Em 22 de fevereiro, a Arena de Verona se tornará palco de uma cena que liga passado e presente, patrimônio e performance: a cerimônia de encerramento das Olimpíadas de Inverno Milano Cortina 2026 receberá o espetáculo Beauty in Action, assinado pelo coreógrafo e diretor Diego Tortelli.

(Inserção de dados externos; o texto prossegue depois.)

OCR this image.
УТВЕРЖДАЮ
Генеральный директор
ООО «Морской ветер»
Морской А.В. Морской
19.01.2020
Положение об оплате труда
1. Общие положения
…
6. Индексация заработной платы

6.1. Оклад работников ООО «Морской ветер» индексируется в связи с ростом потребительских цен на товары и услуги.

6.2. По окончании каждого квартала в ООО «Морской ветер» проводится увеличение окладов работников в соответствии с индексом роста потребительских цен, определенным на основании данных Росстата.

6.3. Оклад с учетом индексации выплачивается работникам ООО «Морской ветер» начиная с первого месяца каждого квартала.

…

Escolhido pela Fundação Milano Cortina 2026 e pela Filmmaster, o show traz como protagonista um dos maiores conjuntos de dança italianos, o Aterballetto, em diálogo com a escola de balé da Ópera di Roma dirigida por Eleonora Abbagnato e com a participação da estrela internacional Roberto Bolle.
A monumental Arena di Verona, patrimônio mundial da UNESCO, será repensada como um grande espaço público e fluido, onde não haverá uma separação rígida entre palco e plateia. Essa decisão cenográfica assume um valor simbólico: transformar o anfiteatro em uma praça italiana viva, um lugar que celebra a beleza como força dinâmica que atravessa arte, esporte e relações humanas. A proposta reforça a ideia de que a cerimônia olímpica é também um gesto cultural, um roteiro público que traduz em imagens a resistência, a superação e a comunidade.
Como head of choreography da cerimônia, Diego Tortelli desenha sequências que exploram a dança como linguagem universal. Para Adriano Martella, creative director do evento e head of creative da Filmmaster, a dança tem a capacidade de condensar valores, emoções e visões: um código que une força e fragilidade, disciplina e liberdade. É essa ambivalência que permite às coreografias serem metáforas do esforço atlético e do despertar coletivo que os Jogos propõem.
O conceito visual se inspira na imagem de uma gota de água, metáfora de um ciclo natural em movimento que conecta montanha, planície, cidade, lagoa, mar e céu. Essa semiótica do fluido reconfigura a Arena como um cenário de transformação, onde superfícies luminosas, movimentos coletivos e sequências coreográficas acompanham os atletas — verdadeiros protagonistas — numa festa que exalta coragem e limite ultrapassado.
A cerimônia extrapola os muros do anfiteatro: Piazza Bra e o Teatro Filarmonico de Verona serão integrados ao evento, com a participação do coro e da orquestra da Fundação Arena de Verona. Assim, a celebração se torna difusa e compartilhada, reafirmando a centralidade da cultura e das artes performativas na construção da identidade italiana contemporânea.
Este momento é, para além do espetáculo, um espelho do nosso tempo: a escolha da dança e da interação entre patrimônio e inovação aponta para um reframe da realidade cultural, onde o entretenimento funciona como dispositivo de memória e de futuro. Aterballetto, Roberto Bolle e a Ópera di Roma não apenas encerram os jogos; oferecem um roteiro oculto da sociedade que celebra limites vencidos e a beleza como motor de transformação.